Coronavirus Declared a Global Health Emergency by World Health Organization
Original article from Boston Herald by
, 2020Coronavirus has “escalated into an unprecedented outbreak” with more than 8,000 cases in a month, prompting the World Health Organization to declare a global health emergency, the United Nations agency’s chief said.
“Over the past few weeks, we have witnessed the emergence of a previously unknown pathogen, which has escalated into an unprecedented outbreak, and which has been met by an unprecedented response,” said WHO Director-General Tedros Adhanom Ghebreyesus, who stopped short of calling for travel bans and focused instead on providing aid to countries with weaker health care systems.

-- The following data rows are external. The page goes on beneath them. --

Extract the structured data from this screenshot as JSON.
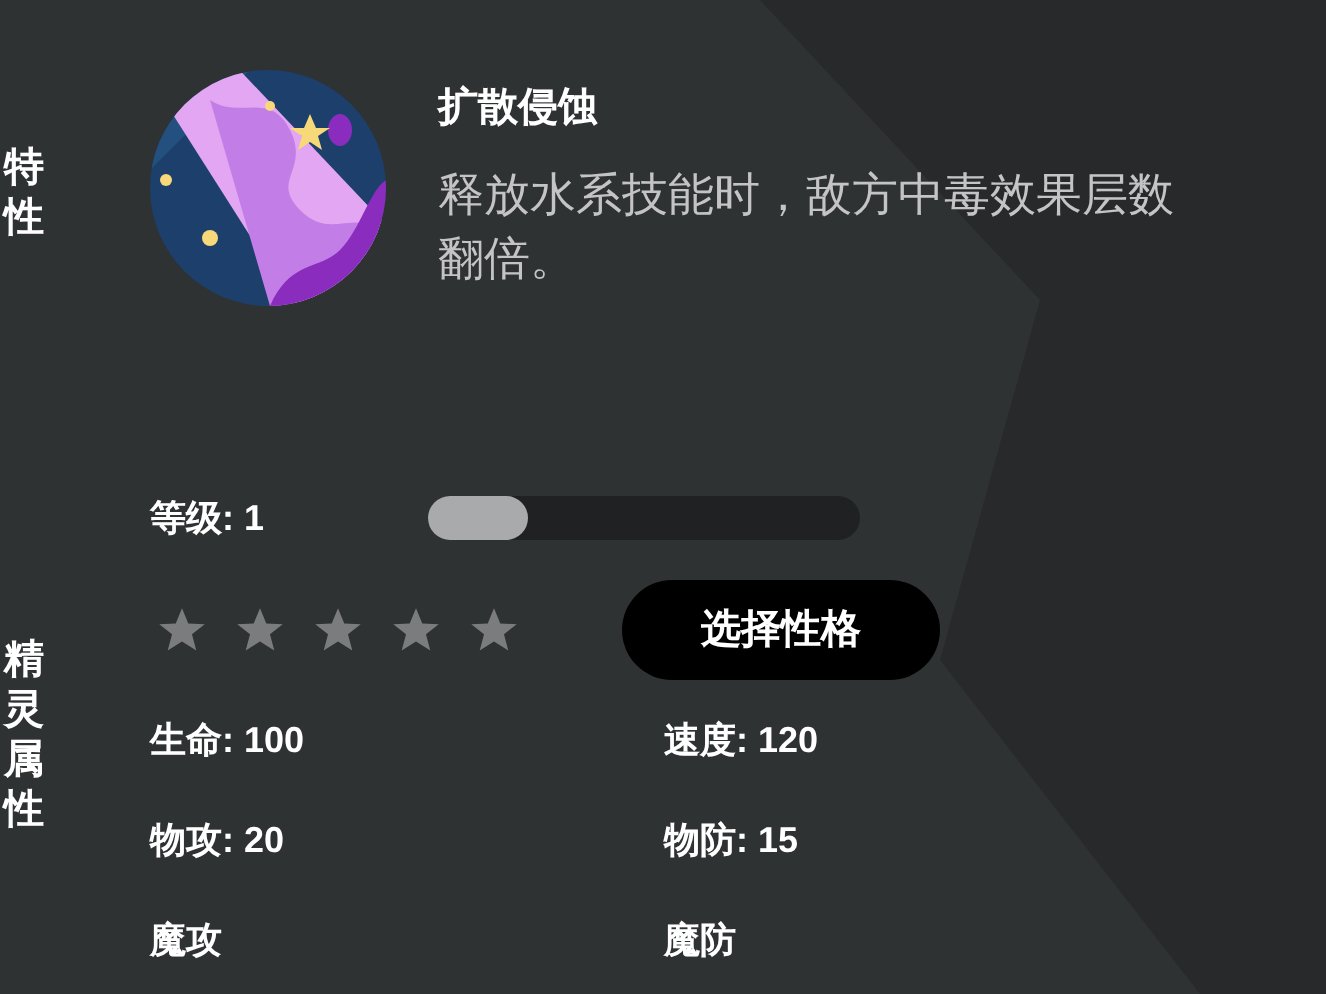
{
  "side_labels": [
    "特性",
    "精灵属性"
  ],
  "trait": {
    "title": "扩散侵蚀",
    "description": "释放水系技能时，敌方中毒效果层数翻倍。"
  },
  "level": {
    "label": "等级: 1",
    "level": 0.23
  },
  "rating": {
    "stars": 0
  },
  "nature_button": "选择性格",
  "stats": [
    {
      "label": "生命: 100"
    },
    {
      "label": "速度: 120"
    },
    {
      "label": "物攻: 20"
    },
    {
      "label": "物防: 15"
    },
    {
      "label": "魔攻"
    },
    {
      "label": "魔防"
    }
  ]
}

There are now more than 8,000 coronavirus cases, with at least 98 cases in 18 countries outside China. At least 170 people have died, all in China. The number of coronavirus cases in one month has already topped the 9-month SARS outbreak in 2003, and Ghebreyesus noted the spread of the virus between people beyond China.
John Connor of Boston University’s National Emerging Infectious Diseases Laboratories said the declaration “provides worldwide notice that the virus is rapidly spreading and there is a risk that it will be transmitted not only between people in China but that it will be transmitted between people in other countries as well.”
At least 15 airlines worldwide have stopped service to China over coronavirus fears. In Massachusetts — with more than 25,000 Chinese nationals enrolled in local colleges and three flights arriving from China daily — Massport, Gov. Charlie Baker and other local officials have declined to call for travel bans, deferring to federal authorities who for now are monitoring the disease.